Pero además, opina que “se están reduciendo las posibilidades de que el país implemente una reforma fiscal sustancial u otras medidas para reforzar el crecimiento del PIB en la segunda mitad de la administración del presidente Felipe Calderón”.
Por lo anterior, informó hoy que baja las calificaciones soberanas en moneda extranjera de México a ‘BBB/A-3’ de ‘BBB+/A-2’ y en moneda local a ‘A/A-1’ de ‘A+/A-1’.

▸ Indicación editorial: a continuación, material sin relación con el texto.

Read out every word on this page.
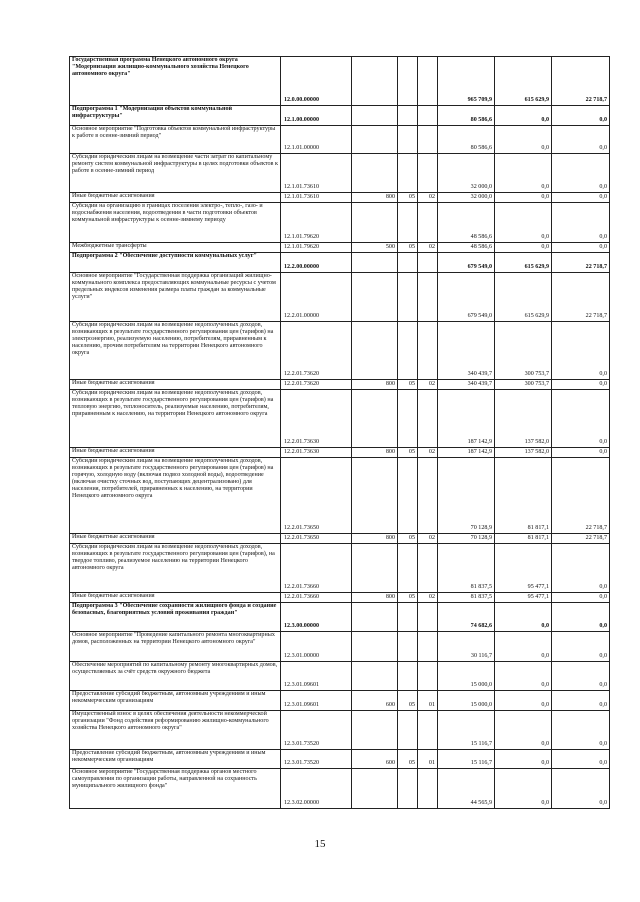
Государственная программа Ненецкого автономного округа "Модернизация жилищно-коммунального хозяйства Ненецкого автономного округа"	12.0.00.00000				965 709,9	615 629,9	22 718,7
Подпрограмма 1 "Модернизация объектов коммунальной инфраструктуры"	12.1.00.00000				80 586,6	0,0	0,0
Основное мероприятие "Подготовка объектов коммунальной инфраструктуры к работе в осенне-зимний период"	12.1.01.00000				80 586,6	0,0	0,0
Субсидии юридическим лицам на возмещение части затрат по капитальному ремонту систем коммунальной инфраструктуры в целях подготовки объектов к работе в осенне-зимний период	12.1.01.73610				32 000,0	0,0	0,0
Иные бюджетные ассигнования	12.1.01.73610	800	05	02	32 000,0	0,0	0,0
Субсидии на организацию в границах поселения электро-, тепло-, газо- и водоснабжения населения, водоотведения в части подготовки объектов коммунальной инфраструктуры к осенне-зимнему периоду	12.1.01.79620				48 586,6	0,0	0,0
Межбюджетные трансферты	12.1.01.79620	500	05	02	48 586,6	0,0	0,0
Подпрограмма 2 "Обеспечение доступности коммунальных услуг"	12.2.00.00000				679 549,0	615 629,9	22 718,7
Основное мероприятие "Государственная поддержка организаций жилищно-коммунального комплекса предоставляющих коммунальные ресурсы с учетом предельных индексов изменения размера платы граждан за коммунальные услуги"	12.2.01.00000				679 549,0	615 629,9	22 718,7
Субсидии юридическим лицам на возмещение недополученных доходов, возникающих в результате государственного регулирования цен (тарифов) на электроэнергию, реализуемую населению, потребителям, приравненным к населению, прочим потребителям на территории Ненецкого автономного округа	12.2.01.73620				340 439,7	300 753,7	0,0
Иные бюджетные ассигнования	12.2.01.73620	800	05	02	340 439,7	300 753,7	0,0
Субсидии юридическим лицам на возмещение недополученных доходов, возникающих в результате государственного регулирования цен (тарифов) на тепловую энергию, теплоноситель, реализуемые населению, потребителям, приравненным к населению, на территории Ненецкого автономного округа	12.2.01.73630				187 142,9	137 582,0	0,0
Иные бюджетные ассигнования	12.2.01.73630	800	05	02	187 142,9	137 582,0	0,0
Субсидии юридическим лицам на возмещение недополученных доходов, возникающих в результате государственного регулирования цен (тарифов) на горячую, холодную воду (включая подвоз холодной воды), водоотведение (включая очистку сточных вод, поступающих децентрализовано) для населения, потребителей, приравненных к населению, на территории Ненецкого автономного округа	12.2.01.73650				70 128,9	81 817,1	22 718,7
Иные бюджетные ассигнования	12.2.01.73650	800	05	02	70 128,9	81 817,1	22 718,7
Субсидии юридическим лицам на возмещение недополученных доходов, возникающих в результате государственного регулирования цен (тарифов), на твердое топливо, реализуемое населению на территории Ненецкого автономного округа	12.2.01.73660				81 837,5	95 477,1	0,0
Иные бюджетные ассигнования	12.2.01.73660	800	05	02	81 837,5	95 477,1	0,0
Подпрограмма 3 "Обеспечение сохранности жилищного фонда и создание безопасных, благоприятных условий проживания граждан"	12.3.00.00000				74 682,6	0,0	0,0
Основное мероприятие "Проведение капитального ремонта многоквартирных домов, расположенных на территории Ненецкого автономного округа"	12.3.01.00000				30 116,7	0,0	0,0
Обеспечение мероприятий по капитальному ремонту многоквартирных домов, осуществляемых за счёт средств окружного бюджета	12.3.01.09601				15 000,0	0,0	0,0
Предоставление субсидий бюджетным, автономным учреждениям и иным некоммерческим организациям	12.3.01.09601	600	05	01	15 000,0	0,0	0,0
Имущественный взнос в целях обеспечения деятельности некоммерческой организации "Фонд содействия реформированию жилищно-коммунального хозяйства Ненецкого автономного округа"	12.3.01.73520				15 116,7	0,0	0,0
Предоставление субсидий бюджетным, автономным учреждениям и иным некоммерческим организациям	12.3.01.73520	600	05	01	15 116,7	0,0	0,0
Основное мероприятие "Государственная поддержка органов местного самоуправления по организации работы, направленной на сохранность муниципального жилищного фонда"	12.3.02.00000				44 565,9	0,0	0,0
15
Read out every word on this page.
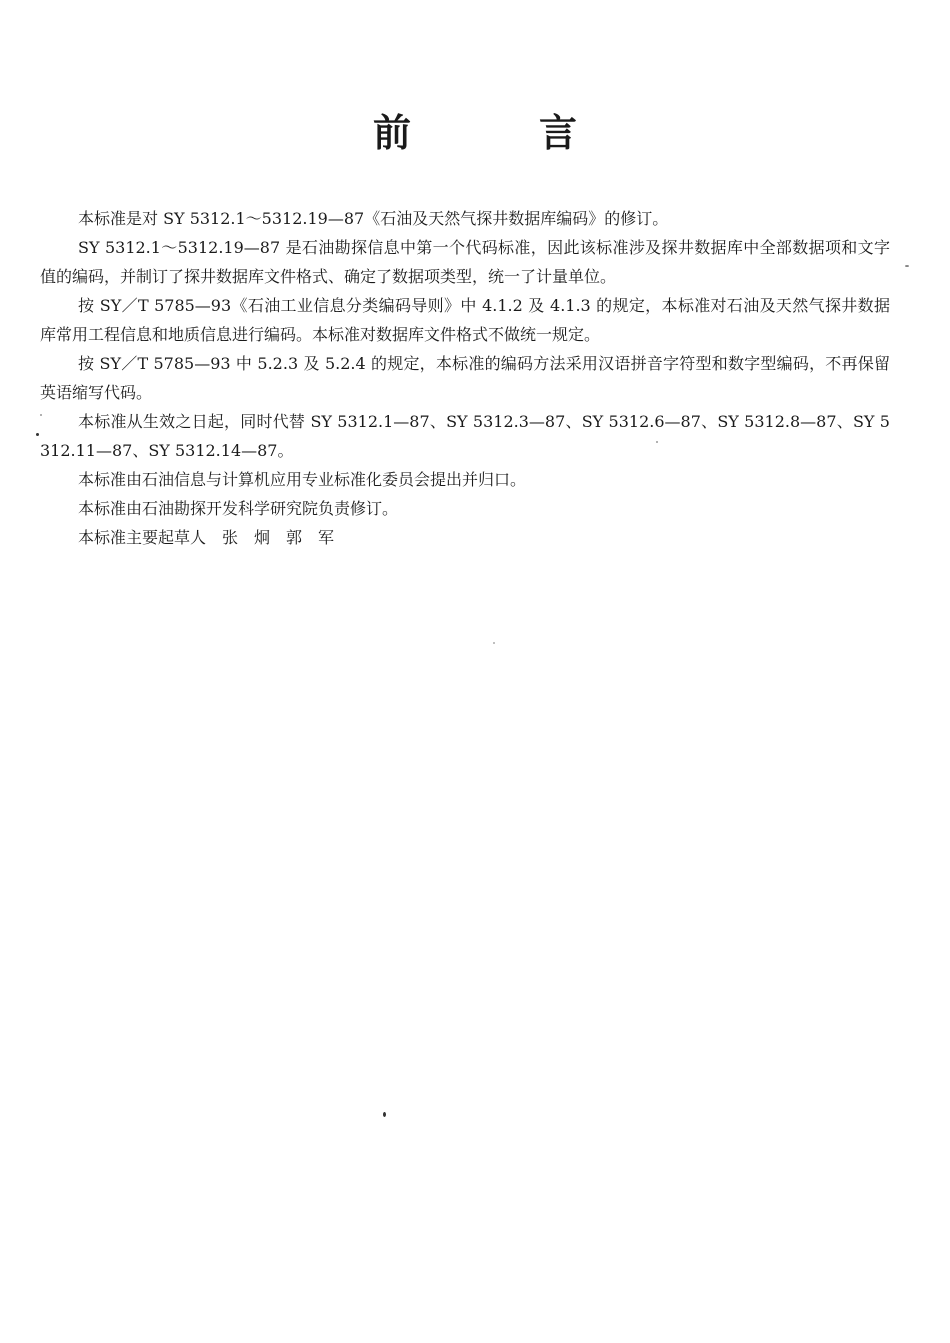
前	言

本标准是对 SY 5312.1～5312.19—87《石油及天然气探井数据库编码》的修订。

SY 5312.1～5312.19—87 是石油勘探信息中第一个代码标准，因此该标准涉及探井数据库中全部数据项和文字值的编码，并制订了探井数据库文件格式、确定了数据项类型，统一了计量单位。

按 SY／T 5785—93《石油工业信息分类编码导则》中 4.1.2 及 4.1.3 的规定，本标准对石油及天然气探井数据库常用工程信息和地质信息进行编码。本标准对数据库文件格式不做统一规定。

按 SY／T 5785—93 中 5.2.3 及 5.2.4 的规定，本标准的编码方法采用汉语拼音字符型和数字型编码，不再保留英语缩写代码。

本标准从生效之日起，同时代替 SY 5312.1—87、SY 5312.3—87、SY 5312.6—87、SY 5312.8—87、SY 5312.11—87、SY 5312.14—87。

本标准由石油信息与计算机应用专业标准化委员会提出并归口。

本标准由石油勘探开发科学研究院负责修订。

本标准主要起草人　张　炯　郭　军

A pesar de esta baja, S&P considera que las cuentas externas de México no entrañan riesgo alguno para su perfil crediticio y que la perspectiva es estable.
Al considerar poco probable de que se dé una reforma fiscal antes de la próxima administración, menciona tres causas:
- El debate presupuestal de 2010, que casi fracasó para aprobar el incremento de 1% en el IVA en el senado, subraya las divisiones dentro del Partido Revolucionario Institucional (PRI), cuyo respaldo es necesario para aprobar la legislación.
- En la segunda mitad de su gobierno, el capital político de la administración de Calderón se está volviendo cada vez más limitado para aprobar alguna reforma controvertida (sea la fiscal o la petrolera).
- Las elecciones de gobernadores en 11 estados del país en 2010, presionan los tiempos para una potencial discusión al respecto hasta el segundo semestre del año próximo, y para entonces, ya estarán en marcha los manejos políticos y maniobras entre los potenciales candidatos y participantes en la elección presidencial de 2012.